Ostensibly, the purpose of the EIS is to gather more information about key issues, but in his opinion of last week, Judge Boasberg did not offer a single suggestion of relevant information that might be unearthed to justify the added time and expense of this arduous process. The arguments for and against the construction of the pipeline were already well documented in the detailed studies of the Army Corps, all of which survived judicial scrutiny. In order to overcome this objection, Judge Boasberg tried to offer some concrete scientific reasons why the EIS might be justified. Accordingly, he referred to evidence offered by the plaintiff’s pipeline experts who claimed that the pipeline monitoring system is not sufficient to detect leaks at less than one percent of flow rate, so that a supposedly constant flow of 6,000 barrels of oil per day could leak from the facility without setting off any alarms.

To set that number in perspective, note that the average annual pipeline spillage since 1986 has been about 76,000 barrels per year for the whole U.S. pipeline system, the safety of which has increased steadily over time. Sadly, Judge Boasberg credits the plaintiff’s worst-case estimate even though DAPL is an active pipeline that has been in constant operation for three years—and during that time, the only reported leaks have occurred at pumping stations, and not along the long stretches of pipeline buried entirely underground. Surely, the Tribe’s nightmare estimate has been falsified by the safe operation of the last three years.

In addition, DAPL follows the same path as the Northern Border Pipeline, which has been in operation since 1982. What try to reroute the pipeline, which would create additional environmental damages, impose hundreds of millions of dollars of stranded costs, and provoke yet another round of NEPA challenges?
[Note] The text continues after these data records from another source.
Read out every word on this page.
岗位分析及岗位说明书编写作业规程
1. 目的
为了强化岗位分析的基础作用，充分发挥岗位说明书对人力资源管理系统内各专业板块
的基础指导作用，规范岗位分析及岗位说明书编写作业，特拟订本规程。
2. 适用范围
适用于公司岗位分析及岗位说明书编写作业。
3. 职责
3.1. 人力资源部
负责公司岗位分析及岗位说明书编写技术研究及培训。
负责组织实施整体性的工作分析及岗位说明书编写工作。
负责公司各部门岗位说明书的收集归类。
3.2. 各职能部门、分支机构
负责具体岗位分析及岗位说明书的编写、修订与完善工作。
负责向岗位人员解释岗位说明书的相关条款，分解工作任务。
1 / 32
It seems painfully clear that Judge Boasberg could have taken other steps to speed the EIS along without shutting the pipeline down, such as fining the Corps or its owner, Energy Transfer Partners, for each day that the EIS was overdue. It is equally clear that he understates the grave consequences of his decision—it strains credulity to believe that the shutdown will last for only thirteen months. The Tribe could raise massive challenges to the sufficiency of any EIS, which could extend the proceedings even further.
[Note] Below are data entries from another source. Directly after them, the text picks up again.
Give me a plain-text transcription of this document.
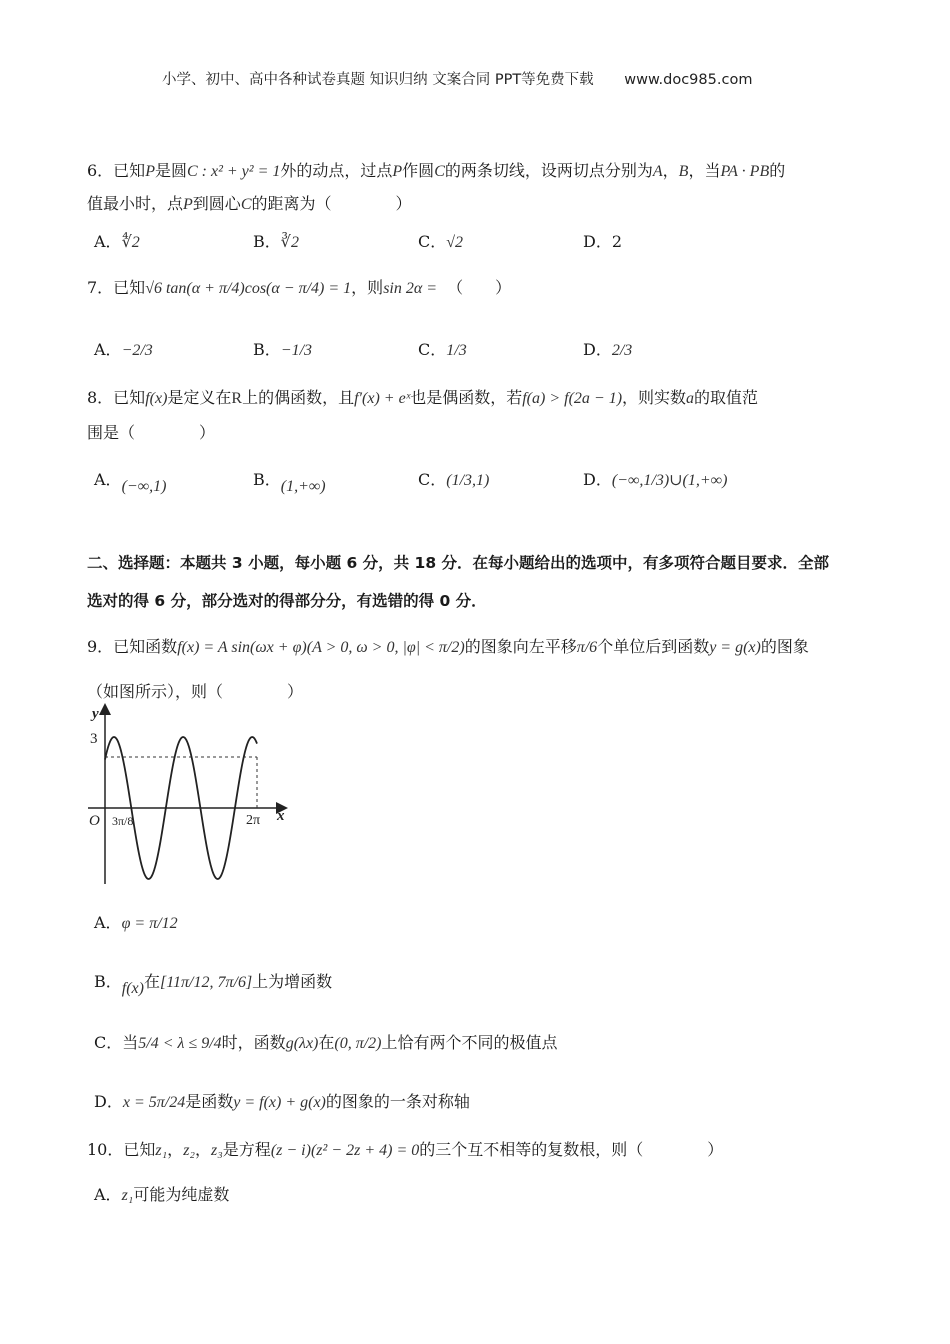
小学、初中、高中各种试卷真题 知识归纳 文案合同 PPT等免费下载 www.doc985.com
6．已知P是圆C : x² + y² = 1外的动点，过点P作圆C的两条切线，设两切点分别为A，B，当PA · PB的
值最小时，点P到圆心C的距离为（　　　　）
A．∜2	B．∛2	C．√2	D．2
7．已知√6 tan(α + π/4)cos(α − π/4) = 1，则sin 2α = （　　）
A．−2/3	B．−1/3	C．1/3	D．2/3
8．已知f(x)是定义在R上的偶函数，且f′(x) + eˣ也是偶函数，若f(a) > f(2a − 1)，则实数a的取值范
围是（　　　　）
A．(−∞,1)	B．(1,+∞)	C．(1/3,1)	D．(−∞,1/3)∪(1,+∞)
二、选择题：本题共 3 小题，每小题 6 分，共 18 分．在每小题给出的选项中，有多项符合题目要求．全部
选对的得 6 分，部分选对的得部分分，有选错的得 0 分．
9．已知函数f(x) = A sin(ωx + φ)(A > 0, ω > 0, |φ| < π/2)的图象向左平移π/6个单位后到函数y = g(x)的图象
（如图所示），则（　　　　）
y
x
O
3
3π/8	2π
A．φ = π/12
B．f(x)在[11π/12, 7π/6]上为增函数
C．当5/4 < λ ≤ 9/4时，函数g(λx)在(0, π/2)上恰有两个不同的极值点
D．x = 5π/24是函数y = f(x) + g(x)的图象的一条对称轴
10．已知z₁，z₂，z₃是方程(z − i)(z² − 2z + 4) = 0的三个互不相等的复数根，则（　　　　）
A．z₁可能为纯虚数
Yet during that time, the demand for crude oil could increase, or some serious spillage could take place with shipments by rail and truck. And should the Democrats capture the White House, we can predict that a newly-elected President Biden may happily decide to shut down the pipeline permanently, which will then create systematic energy and job losses. As I have long argued, it is a sad irony that NEPA, which was passed in order to improve environmental quality, has instead produced just the opposite outcome, leading to less efficient and more dangerous forms of energy transportation in place of the most cutting-edge technology available.